6. Flux initiates changes to cluster deployment (kubectl apply).

Open Investigations

1. How does OSDU Multi-Tenancy impact GitOps Design? OSDU has a concept of multi-tenancy that needs to be taken into account when we re-think our approach to cluster provisining and service deployment.

2. How does the design extend to individual clusters for dev, test and prod? OSDU wants to follow a traditional approach separating dev, test and production environments.

3. How can the version update in the Light Weight Flow be automated?

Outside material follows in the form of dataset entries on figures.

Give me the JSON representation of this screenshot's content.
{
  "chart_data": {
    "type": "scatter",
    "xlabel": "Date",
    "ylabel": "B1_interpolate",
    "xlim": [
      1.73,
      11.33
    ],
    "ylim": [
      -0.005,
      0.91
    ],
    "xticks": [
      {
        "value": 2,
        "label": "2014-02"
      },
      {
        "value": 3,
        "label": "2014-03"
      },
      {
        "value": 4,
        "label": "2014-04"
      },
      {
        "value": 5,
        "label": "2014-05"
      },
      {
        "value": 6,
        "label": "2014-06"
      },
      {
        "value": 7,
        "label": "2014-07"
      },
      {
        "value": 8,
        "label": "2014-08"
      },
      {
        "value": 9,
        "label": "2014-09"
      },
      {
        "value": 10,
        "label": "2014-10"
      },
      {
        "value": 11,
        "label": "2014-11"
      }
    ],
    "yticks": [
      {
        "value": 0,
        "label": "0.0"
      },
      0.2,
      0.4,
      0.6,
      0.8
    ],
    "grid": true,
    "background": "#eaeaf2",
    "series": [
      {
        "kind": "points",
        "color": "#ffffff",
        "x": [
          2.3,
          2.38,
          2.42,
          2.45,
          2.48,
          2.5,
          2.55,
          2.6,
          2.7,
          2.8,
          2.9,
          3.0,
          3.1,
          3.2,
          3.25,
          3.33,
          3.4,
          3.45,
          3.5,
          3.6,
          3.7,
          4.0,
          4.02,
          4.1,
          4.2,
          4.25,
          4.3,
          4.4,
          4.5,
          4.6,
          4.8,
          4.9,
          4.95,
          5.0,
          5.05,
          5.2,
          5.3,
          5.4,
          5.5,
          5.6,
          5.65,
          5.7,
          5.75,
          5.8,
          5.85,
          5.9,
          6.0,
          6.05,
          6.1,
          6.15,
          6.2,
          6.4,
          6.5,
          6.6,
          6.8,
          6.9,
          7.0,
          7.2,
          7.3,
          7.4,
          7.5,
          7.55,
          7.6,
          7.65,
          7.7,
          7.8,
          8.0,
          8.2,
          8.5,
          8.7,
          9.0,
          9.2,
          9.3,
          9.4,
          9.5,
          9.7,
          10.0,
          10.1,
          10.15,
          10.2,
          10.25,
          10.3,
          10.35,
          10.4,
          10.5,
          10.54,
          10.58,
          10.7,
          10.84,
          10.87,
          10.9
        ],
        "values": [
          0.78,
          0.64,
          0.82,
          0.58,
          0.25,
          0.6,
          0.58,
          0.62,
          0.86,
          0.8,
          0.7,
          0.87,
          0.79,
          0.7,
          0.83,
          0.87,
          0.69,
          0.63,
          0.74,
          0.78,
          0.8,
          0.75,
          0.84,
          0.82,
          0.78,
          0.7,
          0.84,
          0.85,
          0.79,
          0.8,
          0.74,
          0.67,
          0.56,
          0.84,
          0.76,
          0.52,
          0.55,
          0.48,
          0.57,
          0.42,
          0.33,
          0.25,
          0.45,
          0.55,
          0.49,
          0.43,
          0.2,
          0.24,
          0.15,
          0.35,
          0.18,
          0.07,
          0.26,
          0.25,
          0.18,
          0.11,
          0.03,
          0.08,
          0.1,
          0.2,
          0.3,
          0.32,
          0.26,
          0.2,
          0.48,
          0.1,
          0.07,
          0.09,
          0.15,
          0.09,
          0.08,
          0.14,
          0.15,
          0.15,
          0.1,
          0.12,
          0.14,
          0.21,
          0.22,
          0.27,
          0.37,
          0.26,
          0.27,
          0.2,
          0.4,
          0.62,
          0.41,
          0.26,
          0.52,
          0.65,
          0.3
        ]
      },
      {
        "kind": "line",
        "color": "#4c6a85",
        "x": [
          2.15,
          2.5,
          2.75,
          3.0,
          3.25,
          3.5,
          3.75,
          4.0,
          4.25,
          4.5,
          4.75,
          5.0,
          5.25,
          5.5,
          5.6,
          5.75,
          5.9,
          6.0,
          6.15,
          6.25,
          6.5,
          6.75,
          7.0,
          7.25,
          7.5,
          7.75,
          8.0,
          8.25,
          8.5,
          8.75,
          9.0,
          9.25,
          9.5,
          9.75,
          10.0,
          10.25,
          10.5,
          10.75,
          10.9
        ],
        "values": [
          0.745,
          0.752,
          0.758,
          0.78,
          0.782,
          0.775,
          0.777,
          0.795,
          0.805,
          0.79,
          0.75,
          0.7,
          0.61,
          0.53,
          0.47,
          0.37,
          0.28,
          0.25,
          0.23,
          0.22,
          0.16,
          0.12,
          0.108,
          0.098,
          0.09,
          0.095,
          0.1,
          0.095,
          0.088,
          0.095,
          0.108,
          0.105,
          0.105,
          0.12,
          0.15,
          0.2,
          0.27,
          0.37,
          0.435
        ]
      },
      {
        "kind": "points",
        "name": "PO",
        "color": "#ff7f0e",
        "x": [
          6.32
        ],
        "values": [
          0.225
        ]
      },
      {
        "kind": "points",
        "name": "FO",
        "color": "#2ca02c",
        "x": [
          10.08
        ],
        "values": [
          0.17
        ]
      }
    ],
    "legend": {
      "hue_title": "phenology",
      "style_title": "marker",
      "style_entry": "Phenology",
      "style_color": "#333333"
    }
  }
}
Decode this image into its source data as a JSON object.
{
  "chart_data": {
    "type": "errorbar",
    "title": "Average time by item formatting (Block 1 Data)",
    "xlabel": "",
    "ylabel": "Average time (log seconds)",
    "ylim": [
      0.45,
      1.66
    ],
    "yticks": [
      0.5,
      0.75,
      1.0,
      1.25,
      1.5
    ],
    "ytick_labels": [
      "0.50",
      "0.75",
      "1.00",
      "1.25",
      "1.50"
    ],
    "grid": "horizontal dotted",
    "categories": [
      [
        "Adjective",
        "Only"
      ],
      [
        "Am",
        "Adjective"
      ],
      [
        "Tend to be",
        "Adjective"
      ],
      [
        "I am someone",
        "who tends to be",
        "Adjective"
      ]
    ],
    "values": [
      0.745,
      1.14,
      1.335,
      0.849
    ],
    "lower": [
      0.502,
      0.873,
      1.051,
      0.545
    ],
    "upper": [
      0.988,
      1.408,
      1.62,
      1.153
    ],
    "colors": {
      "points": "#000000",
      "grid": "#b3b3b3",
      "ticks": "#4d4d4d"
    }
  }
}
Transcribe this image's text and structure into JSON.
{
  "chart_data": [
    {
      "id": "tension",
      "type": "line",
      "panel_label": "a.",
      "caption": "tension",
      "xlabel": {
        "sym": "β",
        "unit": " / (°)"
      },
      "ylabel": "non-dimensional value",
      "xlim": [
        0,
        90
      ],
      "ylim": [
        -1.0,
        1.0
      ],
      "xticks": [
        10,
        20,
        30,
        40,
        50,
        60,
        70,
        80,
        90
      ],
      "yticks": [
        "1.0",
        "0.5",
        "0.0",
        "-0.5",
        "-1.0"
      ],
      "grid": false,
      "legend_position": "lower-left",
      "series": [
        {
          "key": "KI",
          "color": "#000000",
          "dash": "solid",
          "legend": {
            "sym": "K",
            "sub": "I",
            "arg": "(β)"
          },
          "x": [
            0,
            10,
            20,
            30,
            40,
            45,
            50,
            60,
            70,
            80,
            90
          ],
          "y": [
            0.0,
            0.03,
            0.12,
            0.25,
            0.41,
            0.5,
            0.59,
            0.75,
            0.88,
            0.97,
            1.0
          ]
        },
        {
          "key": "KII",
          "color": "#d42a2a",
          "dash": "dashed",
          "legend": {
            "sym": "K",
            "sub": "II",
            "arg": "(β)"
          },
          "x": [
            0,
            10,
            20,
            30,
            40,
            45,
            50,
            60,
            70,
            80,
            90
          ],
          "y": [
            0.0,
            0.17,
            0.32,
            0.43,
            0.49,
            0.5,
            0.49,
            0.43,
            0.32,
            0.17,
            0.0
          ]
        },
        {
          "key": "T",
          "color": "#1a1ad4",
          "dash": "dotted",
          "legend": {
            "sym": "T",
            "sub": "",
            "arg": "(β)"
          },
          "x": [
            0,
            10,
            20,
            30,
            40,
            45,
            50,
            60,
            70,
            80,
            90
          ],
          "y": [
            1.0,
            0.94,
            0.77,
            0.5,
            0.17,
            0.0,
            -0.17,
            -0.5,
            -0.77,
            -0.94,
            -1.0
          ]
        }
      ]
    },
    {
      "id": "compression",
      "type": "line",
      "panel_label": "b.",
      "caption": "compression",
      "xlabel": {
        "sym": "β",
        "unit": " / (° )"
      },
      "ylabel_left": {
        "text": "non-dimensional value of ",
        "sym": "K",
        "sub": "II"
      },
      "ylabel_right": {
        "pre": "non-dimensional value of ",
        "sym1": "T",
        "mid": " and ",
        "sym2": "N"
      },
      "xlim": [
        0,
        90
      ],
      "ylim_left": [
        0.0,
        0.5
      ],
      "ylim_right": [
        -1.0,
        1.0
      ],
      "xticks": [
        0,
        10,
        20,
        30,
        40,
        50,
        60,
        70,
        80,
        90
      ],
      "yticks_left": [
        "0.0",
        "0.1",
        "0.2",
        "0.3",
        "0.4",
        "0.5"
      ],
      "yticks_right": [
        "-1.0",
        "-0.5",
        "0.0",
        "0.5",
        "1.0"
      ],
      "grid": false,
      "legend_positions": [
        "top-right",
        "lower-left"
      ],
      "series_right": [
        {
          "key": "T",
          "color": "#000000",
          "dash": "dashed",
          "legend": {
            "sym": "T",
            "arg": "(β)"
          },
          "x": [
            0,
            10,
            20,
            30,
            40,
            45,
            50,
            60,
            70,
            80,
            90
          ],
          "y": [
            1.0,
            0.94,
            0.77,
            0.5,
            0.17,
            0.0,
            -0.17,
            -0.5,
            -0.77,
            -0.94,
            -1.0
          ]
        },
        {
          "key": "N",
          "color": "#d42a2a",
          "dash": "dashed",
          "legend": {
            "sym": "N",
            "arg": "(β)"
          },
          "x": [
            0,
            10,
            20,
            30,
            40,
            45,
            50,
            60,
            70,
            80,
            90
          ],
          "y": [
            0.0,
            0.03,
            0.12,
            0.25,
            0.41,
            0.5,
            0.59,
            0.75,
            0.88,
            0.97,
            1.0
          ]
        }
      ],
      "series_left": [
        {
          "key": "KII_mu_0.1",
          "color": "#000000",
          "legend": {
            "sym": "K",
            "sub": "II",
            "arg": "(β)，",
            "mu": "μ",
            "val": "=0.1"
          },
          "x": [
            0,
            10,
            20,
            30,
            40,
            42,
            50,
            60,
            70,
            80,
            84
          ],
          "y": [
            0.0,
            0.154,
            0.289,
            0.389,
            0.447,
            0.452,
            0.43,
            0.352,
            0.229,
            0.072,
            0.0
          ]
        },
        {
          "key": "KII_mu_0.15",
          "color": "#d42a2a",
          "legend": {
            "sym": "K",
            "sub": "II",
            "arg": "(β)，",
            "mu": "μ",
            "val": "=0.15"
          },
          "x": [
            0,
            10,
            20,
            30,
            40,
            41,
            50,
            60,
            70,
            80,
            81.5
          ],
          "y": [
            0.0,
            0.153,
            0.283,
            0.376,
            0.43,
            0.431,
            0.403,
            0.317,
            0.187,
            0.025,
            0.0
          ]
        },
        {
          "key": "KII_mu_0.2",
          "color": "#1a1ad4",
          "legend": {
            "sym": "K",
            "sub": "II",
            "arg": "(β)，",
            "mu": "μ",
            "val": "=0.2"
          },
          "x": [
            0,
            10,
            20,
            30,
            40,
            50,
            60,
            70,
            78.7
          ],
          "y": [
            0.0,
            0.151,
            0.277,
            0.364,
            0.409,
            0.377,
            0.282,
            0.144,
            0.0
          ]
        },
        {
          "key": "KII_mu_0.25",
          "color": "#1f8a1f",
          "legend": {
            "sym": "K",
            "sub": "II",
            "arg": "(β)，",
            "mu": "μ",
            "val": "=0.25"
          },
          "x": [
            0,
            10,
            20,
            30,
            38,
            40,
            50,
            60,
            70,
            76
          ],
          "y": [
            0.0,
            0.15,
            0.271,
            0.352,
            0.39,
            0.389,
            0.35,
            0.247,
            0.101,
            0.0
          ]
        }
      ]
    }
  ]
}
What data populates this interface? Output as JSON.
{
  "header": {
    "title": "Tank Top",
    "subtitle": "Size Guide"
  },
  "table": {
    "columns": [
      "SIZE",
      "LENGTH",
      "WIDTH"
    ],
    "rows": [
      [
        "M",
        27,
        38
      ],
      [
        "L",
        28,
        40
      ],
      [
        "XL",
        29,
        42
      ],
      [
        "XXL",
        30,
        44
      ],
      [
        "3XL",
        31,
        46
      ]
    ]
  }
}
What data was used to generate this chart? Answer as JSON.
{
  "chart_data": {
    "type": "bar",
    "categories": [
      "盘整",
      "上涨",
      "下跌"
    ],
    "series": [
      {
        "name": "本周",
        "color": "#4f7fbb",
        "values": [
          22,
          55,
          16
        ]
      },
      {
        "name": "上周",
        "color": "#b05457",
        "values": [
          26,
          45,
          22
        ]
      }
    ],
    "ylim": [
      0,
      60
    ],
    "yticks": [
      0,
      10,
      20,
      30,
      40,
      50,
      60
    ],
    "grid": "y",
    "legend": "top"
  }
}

4. How should we approach automated approval of auto-generated PRs to HLD and manifest repos? Will auto-approve meet the customer's requirements for quality control? Can we implement automated approval by creating PRs with auto-complete or via Service Hooks?

License

Copyright © Microsoft Corporation

Licensed under the Apache License, Version 2.0 (the "License"); you may not use this file except in compliance with the License. You may obtain a copy of the License at

http://www.apache.org/licenses/LICENSE-2.0

Unless required by applicable law or agreed to in writing, software distributed under the License is distributed on an "AS IS" BASIS, WITHOUT WARRANTIES OR CONDITIONS OF ANY KIND, either express or implied. See the License for the specific language governing permissions and limitations under the License.